La venue de l’avenir
Na afloop van de voorstelling klonk applaus. Dat had ik al heel lang niet meegemaakt in de bioscoop, maar La venue de l’avenir verdiende het. Ik heb ademloos zitten kijken.
De film vertelt twee verhalen. Eén daarvan speelt in 2025. Om een groot infrastructureel project mogelijk te maken, zou een verlaten boerderij in Normandië moeten worden gesloopt en de erfgenamen van de laatste eigenares moeten daar toestemming voor geven. Vier van hen gaan eens een kijkje nemen en ontdekken langzaam maar zeker het leven van hun overgrootmoeder Adèle. Die is, zo leren we uit de tweede verhaallijn, ergens rond 1895 naar Parijs afgereisd om haar moeder te vinden.
Voorspelbaarheden
U bent media-vaardig genoeg om een reeks dingen te kunnen voorspellen. Er is een contrast tussen de jachtige eenentwintigste eeuw en het rustigere verleden. Er is een contrast tussen de stad en het platteland. Mensen die in films op zoek gaan naar hun ouders, vinden die doorgaans ook. Verder is er de kitscherige moraal dat het leven van hippe hedendaagse digitale content makers ook niet alles is. Parijs is bovendien weer eens een stad der wonderen – en gelukkig zijn de makers van de film zich daarvan bewust door in de moderne verhaallijn een fotograaf en zijn model te laten praten over Parijs als cliché.

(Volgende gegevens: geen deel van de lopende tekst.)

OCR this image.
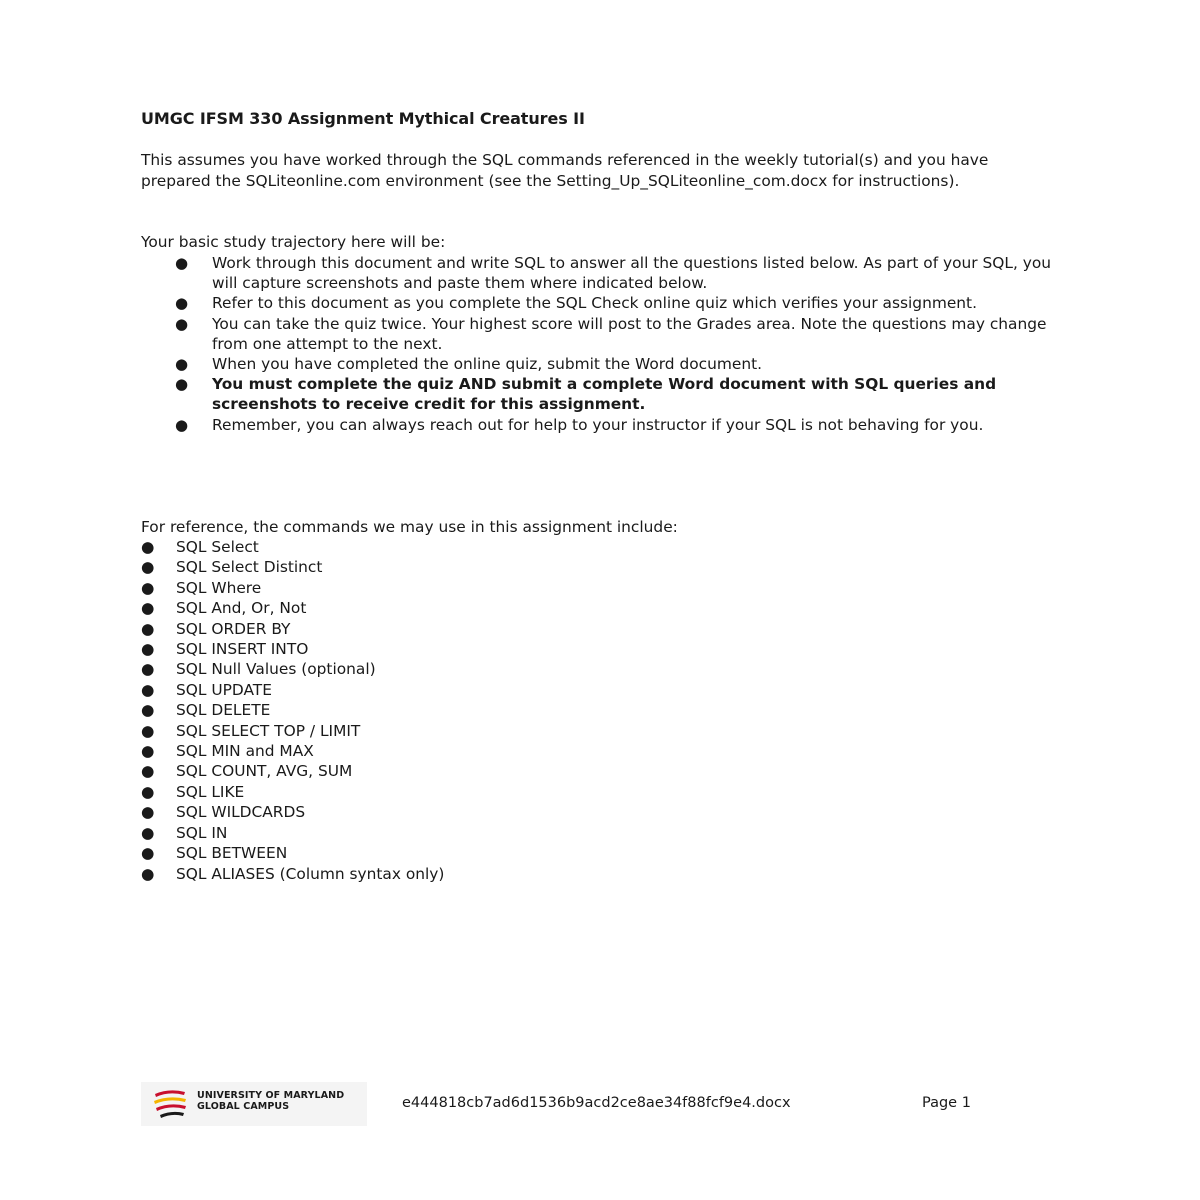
UMGC IFSM 330 Assignment Mythical Creatures II

This assumes you have worked through the SQL commands referenced in the weekly tutorial(s) and you have prepared the SQLiteonline.com environment (see the Setting_Up_SQLiteonline_com.docx for instructions).

Your basic study trajectory here will be:

● Work through this document and write SQL to answer all the questions listed below. As part of your SQL, you will capture screenshots and paste them where indicated below.
● Refer to this document as you complete the SQL Check online quiz which verifies your assignment.
● You can take the quiz twice. Your highest score will post to the Grades area. Note the questions may change from one attempt to the next.
● When you have completed the online quiz, submit the Word document.
● You must complete the quiz AND submit a complete Word document with SQL queries and screenshots to receive credit for this assignment.
● Remember, you can always reach out for help to your instructor if your SQL is not behaving for you.

For reference, the commands we may use in this assignment include:

● SQL Select
● SQL Select Distinct
● SQL Where
● SQL And, Or, Not
● SQL ORDER BY
● SQL INSERT INTO
● SQL Null Values (optional)
● SQL UPDATE
● SQL DELETE
● SQL SELECT TOP / LIMIT
● SQL MIN and MAX
● SQL COUNT, AVG, SUM
● SQL LIKE
● SQL WILDCARDS
● SQL IN
● SQL BETWEEN
● SQL ALIASES (Column syntax only)
UNIVERSITY OF MARYLAND
GLOBAL CAMPUS	e444818cb7ad6d1536b9acd2ce8ae34f88fcf9e4.docx	Page 1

Nog iets dat je al zó vaak hebt gezien in een kostuumdrama dat het in principe zou moeten vervelen: dat historische personages even langs komen. We zien Felix Nadar en Claude Monet, die voor het verhaal een functie hebben, en we zien Sarah Bernhardt en Victor Hugo, die voor het verhaal geen functie hebben. Men overnacht in de legendarische herberg Le Rat Mort op Montmartre, waar de Sacré-Coeur nog in aanbouw is. En er is de flauwe kunstgreep dat de kijker meer weet dan de personages, zoals wanneer we in de hedendaagse verhaallijn een brief aan Adèle lezen van een soldaat die in 1916 wordt uitgezonden naar Verdun.
Ik kan nog toevoegen dat de plot niet één keer verrast. Op de boot naar Parijs maakt Adèle vrienden, die plannen hebben om het in Parijs helemaal te gaan maken. Jonge mensen met een missie die samen hun doelen bereiken – u mag zelf bedenken in welke films u het eerder zag. Zo’n voorspelbare plot zou in principe de verveling hebben moeten doen toeslaan, en dat zou zéker het geval moeten zijn als er geen enkel conflict is en zelfs een antagonist ontbreekt.
Kortom, een film die het niet moet hebben van originaliteit of spanning. Een film, bovendien, die nóg meer toeristen naar het toch al drukke Parijs zal brengen. La venue de l’avenir is dan ook gesubsidieerd door de regio Île-de-France.
En toch
Wat de film dan wel speciaal maakt? Eén, het spel met de twee verhaallijnen zorgt voor afwisseling. Twee, er zijn leuke en intelligente grappen, zoals de man die aan het einde van de film vertelt dat hij een afspraak heeft om te gaan kijken naar iets waarover hij even had moeten nadenken om het te begrijpen en dat “cinématographe” heet. Daar ervaar jij, eenentwintigste-eeuwse bioscoopbezoeker die denkt aan de eerste negentiende-eeuwse bioscoopbezoekers, hetzelfde als de eenentwintigste-eeuwse personages ervaren als zij het leven van Adèle in beeld brengen.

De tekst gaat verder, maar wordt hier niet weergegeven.